Newly released genetic data gathered from a live food market in Wuhan has linked Covid-19 with raccoon dogs, adding weight to the theory that infected animals sold at the site started the coronavirus pandemic, researchers involved in the work say.
Swabs collected from stalls at the Huanan seafood market in the two months after it was shut down on 1 January 2020 were previously found to contain both Covid and human DNA. When the findings were published last year, Chinese researchers stated that the samples contained no animal DNA.

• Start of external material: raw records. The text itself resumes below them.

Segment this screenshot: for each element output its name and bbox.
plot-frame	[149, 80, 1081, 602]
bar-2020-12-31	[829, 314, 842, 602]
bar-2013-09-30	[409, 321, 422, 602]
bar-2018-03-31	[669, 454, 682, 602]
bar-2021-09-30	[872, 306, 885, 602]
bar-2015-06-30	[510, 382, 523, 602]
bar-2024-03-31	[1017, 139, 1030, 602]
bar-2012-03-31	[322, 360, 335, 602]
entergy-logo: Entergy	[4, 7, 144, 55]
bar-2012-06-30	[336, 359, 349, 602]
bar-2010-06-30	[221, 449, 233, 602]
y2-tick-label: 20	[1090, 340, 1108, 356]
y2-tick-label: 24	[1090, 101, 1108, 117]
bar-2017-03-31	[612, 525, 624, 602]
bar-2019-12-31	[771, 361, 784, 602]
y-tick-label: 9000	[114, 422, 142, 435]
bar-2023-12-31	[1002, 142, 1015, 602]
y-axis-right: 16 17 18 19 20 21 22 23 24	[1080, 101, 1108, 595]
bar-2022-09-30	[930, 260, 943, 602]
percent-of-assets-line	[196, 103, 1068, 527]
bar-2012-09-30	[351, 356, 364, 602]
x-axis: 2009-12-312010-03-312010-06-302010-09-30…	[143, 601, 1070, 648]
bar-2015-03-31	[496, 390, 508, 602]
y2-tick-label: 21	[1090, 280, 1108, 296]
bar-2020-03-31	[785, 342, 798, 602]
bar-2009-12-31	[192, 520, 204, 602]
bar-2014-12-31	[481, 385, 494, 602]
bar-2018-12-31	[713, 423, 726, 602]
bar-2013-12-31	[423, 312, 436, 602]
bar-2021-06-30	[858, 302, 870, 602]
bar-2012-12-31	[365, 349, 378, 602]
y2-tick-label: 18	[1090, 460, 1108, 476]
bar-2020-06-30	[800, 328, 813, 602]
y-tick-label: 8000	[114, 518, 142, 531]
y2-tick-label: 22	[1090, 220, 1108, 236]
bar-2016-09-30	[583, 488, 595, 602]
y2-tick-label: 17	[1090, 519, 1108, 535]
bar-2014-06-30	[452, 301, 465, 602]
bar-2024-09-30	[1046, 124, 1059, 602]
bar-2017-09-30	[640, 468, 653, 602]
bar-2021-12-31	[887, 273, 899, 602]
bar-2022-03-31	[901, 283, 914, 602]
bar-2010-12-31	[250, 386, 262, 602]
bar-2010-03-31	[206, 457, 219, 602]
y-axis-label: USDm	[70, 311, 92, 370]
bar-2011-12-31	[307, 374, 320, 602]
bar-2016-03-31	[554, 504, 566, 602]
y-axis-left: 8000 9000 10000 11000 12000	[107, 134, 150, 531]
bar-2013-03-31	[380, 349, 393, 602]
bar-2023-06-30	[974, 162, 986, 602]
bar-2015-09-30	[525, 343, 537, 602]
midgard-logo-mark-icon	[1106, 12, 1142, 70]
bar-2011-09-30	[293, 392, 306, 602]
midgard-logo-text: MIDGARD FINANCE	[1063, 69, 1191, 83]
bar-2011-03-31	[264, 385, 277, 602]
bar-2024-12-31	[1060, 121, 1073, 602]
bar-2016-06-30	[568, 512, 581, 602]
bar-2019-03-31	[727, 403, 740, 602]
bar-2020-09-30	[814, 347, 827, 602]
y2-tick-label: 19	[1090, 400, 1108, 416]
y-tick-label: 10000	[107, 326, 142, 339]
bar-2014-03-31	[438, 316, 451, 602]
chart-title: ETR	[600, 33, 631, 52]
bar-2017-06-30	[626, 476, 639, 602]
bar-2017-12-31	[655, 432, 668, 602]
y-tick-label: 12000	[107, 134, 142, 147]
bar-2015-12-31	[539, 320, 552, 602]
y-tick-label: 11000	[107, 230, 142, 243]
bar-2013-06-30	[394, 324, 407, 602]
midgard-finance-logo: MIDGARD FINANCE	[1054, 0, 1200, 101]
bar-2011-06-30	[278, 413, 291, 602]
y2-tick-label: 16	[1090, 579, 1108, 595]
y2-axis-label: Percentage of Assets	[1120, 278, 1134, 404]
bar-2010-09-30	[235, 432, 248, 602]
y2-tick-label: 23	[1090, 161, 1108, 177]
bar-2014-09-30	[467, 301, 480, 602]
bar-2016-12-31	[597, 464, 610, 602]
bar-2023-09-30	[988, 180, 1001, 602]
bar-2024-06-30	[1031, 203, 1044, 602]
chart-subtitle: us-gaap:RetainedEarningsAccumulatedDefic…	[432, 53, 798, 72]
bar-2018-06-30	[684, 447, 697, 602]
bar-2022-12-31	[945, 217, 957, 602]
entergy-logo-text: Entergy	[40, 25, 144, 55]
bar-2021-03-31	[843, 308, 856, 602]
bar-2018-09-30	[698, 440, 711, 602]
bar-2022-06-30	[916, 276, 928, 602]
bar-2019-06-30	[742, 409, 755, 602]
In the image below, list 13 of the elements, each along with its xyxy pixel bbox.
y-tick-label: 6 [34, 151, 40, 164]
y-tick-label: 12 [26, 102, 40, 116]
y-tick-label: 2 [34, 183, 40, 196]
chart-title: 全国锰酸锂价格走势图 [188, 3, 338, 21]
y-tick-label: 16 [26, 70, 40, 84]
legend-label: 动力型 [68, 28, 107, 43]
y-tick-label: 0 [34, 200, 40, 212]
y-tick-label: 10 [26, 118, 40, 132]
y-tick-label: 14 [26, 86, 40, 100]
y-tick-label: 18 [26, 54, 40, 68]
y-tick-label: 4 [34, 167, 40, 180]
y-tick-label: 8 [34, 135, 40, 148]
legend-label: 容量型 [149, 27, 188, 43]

That conclusion has now been overturned by an international team of scientists. Their analysis of gene sequences posted by the Chinese team to the scientific database Gisaid found that some of the Covid-positive samples were rich in DNA from raccoon dogs. Traces of DNA belonging to other mammals, including civets, were also present in Covid-positive samples.
The discovery does not prove that raccoon dogs or other animals infected with Covid triggered the pandemic, but scientists presenting the work to an expert group at the
World Health Organization on Tuesday believe it makes that more likely.
“The data does point even further to a market origin,” Prof Kristian Andersen, an evolutionary biologist at Scripps Research in La Jolla, California, told
Science magazine. Andersen attended a meeting of the WHO’s scientific advisory group for the origins of novel pathogens and is working on the data.